By default, pruning writes archive paths with a top-level root directory.

  • add_root=True (default) prefixes every entry with a root directory name.
  • root_name overrides the root directory name.
  • If root_name is not provided, the name is derived from the dataset anchor or dataset root folder.

Disable the root folder:

from brkraw.specs.pruner.logic import prune_dataset_to_zip

out = prune_dataset_to_zip(
    source="/path/to/dataset",
    dest="out.zip",
    files=["method", "acqp", "visu_pars"],
    mode="keep",
    add_root=False,
)

Template variables in spec

When pruning from a spec, you can substitute $KEY placeholders using template_vars.

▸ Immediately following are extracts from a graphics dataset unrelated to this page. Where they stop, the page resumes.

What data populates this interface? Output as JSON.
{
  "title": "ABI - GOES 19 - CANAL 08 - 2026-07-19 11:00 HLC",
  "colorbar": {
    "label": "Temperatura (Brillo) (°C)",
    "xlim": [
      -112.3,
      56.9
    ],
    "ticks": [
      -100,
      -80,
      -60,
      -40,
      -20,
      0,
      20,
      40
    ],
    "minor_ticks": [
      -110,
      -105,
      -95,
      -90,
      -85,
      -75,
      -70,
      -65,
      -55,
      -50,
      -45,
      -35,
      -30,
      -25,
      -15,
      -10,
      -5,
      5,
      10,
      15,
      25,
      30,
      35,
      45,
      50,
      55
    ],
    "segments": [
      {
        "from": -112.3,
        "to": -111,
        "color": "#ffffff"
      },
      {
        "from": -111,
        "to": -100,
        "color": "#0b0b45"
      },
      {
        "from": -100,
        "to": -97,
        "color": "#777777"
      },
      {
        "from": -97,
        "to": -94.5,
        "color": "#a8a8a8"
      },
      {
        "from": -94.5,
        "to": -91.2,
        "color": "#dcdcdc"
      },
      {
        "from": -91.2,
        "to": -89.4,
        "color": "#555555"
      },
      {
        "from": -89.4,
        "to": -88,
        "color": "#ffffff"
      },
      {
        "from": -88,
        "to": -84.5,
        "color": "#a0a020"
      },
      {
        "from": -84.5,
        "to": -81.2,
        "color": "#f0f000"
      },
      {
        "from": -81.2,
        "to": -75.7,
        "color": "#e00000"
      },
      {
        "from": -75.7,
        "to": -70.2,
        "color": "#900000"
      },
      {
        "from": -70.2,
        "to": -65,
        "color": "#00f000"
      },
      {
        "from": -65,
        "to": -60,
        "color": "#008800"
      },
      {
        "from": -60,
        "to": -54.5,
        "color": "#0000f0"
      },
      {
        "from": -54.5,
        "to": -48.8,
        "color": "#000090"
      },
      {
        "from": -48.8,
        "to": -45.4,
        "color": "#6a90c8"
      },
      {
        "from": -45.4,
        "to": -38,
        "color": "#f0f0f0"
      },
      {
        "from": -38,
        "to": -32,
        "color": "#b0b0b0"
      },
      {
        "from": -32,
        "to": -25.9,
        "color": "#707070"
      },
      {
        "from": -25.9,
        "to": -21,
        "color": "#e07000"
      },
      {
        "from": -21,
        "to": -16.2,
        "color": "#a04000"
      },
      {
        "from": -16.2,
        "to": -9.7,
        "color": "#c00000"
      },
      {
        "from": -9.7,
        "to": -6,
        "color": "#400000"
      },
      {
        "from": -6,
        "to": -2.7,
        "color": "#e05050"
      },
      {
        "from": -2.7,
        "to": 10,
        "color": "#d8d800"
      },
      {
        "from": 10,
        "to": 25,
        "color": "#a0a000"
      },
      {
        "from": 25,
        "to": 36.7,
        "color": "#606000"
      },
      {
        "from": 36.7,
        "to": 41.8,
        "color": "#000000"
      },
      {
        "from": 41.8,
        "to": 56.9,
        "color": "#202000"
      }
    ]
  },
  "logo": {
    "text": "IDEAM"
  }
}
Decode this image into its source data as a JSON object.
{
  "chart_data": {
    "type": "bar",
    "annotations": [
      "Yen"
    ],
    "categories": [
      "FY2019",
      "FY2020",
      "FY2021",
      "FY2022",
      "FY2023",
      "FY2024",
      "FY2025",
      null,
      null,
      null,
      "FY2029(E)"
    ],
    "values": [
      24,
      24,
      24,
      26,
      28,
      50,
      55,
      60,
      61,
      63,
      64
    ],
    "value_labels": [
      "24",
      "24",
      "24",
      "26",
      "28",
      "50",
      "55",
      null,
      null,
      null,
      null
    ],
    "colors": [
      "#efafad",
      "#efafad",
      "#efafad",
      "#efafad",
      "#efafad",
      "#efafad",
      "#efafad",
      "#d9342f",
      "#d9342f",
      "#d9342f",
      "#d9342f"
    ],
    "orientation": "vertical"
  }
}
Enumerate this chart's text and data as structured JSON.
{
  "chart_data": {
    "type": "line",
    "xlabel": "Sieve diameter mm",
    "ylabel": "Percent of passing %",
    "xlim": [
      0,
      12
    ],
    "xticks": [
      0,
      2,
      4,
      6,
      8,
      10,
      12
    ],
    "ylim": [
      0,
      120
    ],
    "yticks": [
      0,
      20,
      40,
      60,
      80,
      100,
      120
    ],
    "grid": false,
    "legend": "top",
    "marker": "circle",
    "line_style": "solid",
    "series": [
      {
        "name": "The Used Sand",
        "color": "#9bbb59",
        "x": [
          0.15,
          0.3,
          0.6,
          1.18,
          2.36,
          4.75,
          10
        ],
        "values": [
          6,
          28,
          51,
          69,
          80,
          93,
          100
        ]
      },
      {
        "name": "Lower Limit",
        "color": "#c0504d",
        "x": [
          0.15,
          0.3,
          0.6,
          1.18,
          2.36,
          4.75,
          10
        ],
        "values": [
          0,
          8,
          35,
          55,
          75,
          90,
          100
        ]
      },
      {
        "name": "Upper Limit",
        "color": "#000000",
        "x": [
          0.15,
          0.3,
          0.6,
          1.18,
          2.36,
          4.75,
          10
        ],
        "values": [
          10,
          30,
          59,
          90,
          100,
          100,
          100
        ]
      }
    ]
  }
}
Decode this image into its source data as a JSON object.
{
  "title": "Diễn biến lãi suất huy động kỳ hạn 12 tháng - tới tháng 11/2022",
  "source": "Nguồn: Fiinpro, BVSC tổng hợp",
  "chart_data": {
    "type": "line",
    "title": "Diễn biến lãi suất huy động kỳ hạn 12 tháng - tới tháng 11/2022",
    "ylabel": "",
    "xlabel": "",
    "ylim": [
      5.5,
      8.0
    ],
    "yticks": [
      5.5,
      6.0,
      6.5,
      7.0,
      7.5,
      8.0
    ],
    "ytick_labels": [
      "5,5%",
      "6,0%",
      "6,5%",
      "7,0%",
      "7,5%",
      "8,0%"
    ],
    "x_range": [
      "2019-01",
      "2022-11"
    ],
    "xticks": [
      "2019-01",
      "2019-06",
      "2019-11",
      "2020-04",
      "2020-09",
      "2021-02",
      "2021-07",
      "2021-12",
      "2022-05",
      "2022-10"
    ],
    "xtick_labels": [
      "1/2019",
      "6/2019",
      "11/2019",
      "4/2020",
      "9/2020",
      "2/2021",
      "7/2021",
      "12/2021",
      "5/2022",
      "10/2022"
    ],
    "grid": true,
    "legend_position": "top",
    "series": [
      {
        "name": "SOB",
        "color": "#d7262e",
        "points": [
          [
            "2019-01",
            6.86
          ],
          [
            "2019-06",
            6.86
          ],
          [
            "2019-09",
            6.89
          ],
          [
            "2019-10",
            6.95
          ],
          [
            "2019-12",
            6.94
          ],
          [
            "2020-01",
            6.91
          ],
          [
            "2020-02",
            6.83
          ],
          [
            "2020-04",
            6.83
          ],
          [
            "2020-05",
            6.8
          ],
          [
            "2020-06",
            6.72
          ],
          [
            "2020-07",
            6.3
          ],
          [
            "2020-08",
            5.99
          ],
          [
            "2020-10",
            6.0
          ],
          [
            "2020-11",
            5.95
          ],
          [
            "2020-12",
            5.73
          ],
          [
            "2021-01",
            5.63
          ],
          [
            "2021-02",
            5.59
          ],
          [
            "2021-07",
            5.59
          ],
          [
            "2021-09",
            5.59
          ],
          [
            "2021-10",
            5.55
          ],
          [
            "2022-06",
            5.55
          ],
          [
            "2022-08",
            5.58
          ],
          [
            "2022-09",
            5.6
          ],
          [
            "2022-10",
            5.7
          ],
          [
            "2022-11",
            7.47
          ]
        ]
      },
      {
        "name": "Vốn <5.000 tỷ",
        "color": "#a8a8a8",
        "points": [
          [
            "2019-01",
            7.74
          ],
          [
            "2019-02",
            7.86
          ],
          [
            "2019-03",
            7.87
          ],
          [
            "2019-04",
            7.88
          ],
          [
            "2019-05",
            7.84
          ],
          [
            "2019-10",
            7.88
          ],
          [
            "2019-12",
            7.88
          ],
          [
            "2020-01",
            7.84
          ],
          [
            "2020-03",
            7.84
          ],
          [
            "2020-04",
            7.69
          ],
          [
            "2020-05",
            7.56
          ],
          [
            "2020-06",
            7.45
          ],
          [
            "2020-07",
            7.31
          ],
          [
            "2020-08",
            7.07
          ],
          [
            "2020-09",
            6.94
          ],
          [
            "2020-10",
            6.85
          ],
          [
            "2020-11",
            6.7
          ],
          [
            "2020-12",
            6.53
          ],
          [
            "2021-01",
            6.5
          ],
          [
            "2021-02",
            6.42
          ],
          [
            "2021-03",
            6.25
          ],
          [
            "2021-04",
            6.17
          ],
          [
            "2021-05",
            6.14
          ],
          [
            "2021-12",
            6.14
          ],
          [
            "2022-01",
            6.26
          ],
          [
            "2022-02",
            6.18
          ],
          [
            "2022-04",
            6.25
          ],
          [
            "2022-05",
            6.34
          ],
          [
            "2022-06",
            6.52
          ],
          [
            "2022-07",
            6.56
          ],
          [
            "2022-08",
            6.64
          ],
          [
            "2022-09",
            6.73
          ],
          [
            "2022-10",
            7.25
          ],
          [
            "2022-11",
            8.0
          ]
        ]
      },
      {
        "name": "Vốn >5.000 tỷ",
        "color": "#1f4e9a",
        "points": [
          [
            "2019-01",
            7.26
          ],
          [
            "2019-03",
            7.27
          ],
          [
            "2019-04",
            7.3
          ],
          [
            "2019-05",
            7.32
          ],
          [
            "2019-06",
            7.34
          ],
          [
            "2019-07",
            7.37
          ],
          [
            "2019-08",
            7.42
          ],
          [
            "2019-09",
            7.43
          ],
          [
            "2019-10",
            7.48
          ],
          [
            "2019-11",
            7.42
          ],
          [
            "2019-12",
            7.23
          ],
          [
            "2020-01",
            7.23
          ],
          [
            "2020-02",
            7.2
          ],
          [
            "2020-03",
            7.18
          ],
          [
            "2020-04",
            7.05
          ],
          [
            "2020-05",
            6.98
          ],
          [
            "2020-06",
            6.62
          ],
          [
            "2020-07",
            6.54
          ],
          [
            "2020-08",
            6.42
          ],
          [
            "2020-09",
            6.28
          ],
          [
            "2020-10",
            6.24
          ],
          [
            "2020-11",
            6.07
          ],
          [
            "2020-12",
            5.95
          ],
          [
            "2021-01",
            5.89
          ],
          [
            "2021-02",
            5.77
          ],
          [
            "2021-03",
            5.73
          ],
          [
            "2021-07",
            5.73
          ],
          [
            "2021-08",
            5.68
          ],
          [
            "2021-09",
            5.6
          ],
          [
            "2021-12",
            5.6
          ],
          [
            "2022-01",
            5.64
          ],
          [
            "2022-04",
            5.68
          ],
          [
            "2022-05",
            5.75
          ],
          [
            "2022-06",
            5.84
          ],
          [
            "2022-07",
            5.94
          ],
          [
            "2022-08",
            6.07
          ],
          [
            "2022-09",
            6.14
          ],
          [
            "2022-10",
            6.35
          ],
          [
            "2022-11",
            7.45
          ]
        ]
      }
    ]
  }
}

from brkraw.specs.pruner.logic import prune_dataset_to_zip_from_spec

out = prune_dataset_to_zip_from_spec(
    "prune.yaml",
    source="/path/to/dataset",
    dest="out.zip",
    template_vars={"Project": "CAMRI"},
)

In the spec:

root_name: "$Project_shared"

Notes:

  • Substitution is recursive for all strings in the spec.
  • Unknown variables are left unchanged.

Spec validation

By default, specs are validated against the schema.

Disable validation:

from brkraw.specs.pruner.logic import prune_dataset_to_zip_from_spec

out = prune_dataset_to_zip_from_spec(
    "prune.yaml",
    source="/path/to/dataset",
    dest="out.zip",
    validate=False,
)

You can also load and validate explicitly:

from brkraw.specs.pruner.logic import load_prune_spec

spec = load_prune_spec("prune.yaml", validate=True)

Overrides when using a spec

prune_dataset_to_zip_from_spec() supports explicit overrides that replace spec values at runtime:

  • strip_jcamp_comments
  • root_name
  • dirs
  • mode

Example:

from brkraw.specs.pruner.logic import prune_dataset_to_zip_from_spec

out = prune_dataset_to_zip_from_spec(
    "prune.yaml",
    source="/path/to/dataset",
    dest="out.zip",
    mode="keep",
    dirs=[{"level": 1, "dirs": [3]}],
    root_name="shared_scan3",
    strip_jcamp_comments=True,
)

Sidecar output

This module writes only the destination zip.

If you need a reproducibility sidecar (for example, <output>.prune.yaml), generate it in your application layer using the resolved spec, overrides, and paths that you pass into these functions.


Common pitfalls

  • files must contain at least one selector, or pruning fails.
  • update_params matches by basename only (not full path).
  • If filtering removes all files, pruning fails.
  • If a JCAMP file cannot be parsed for updates, pruning fails.
  • When using prune_dataset_to_zip_from_spec(), source and dest are required.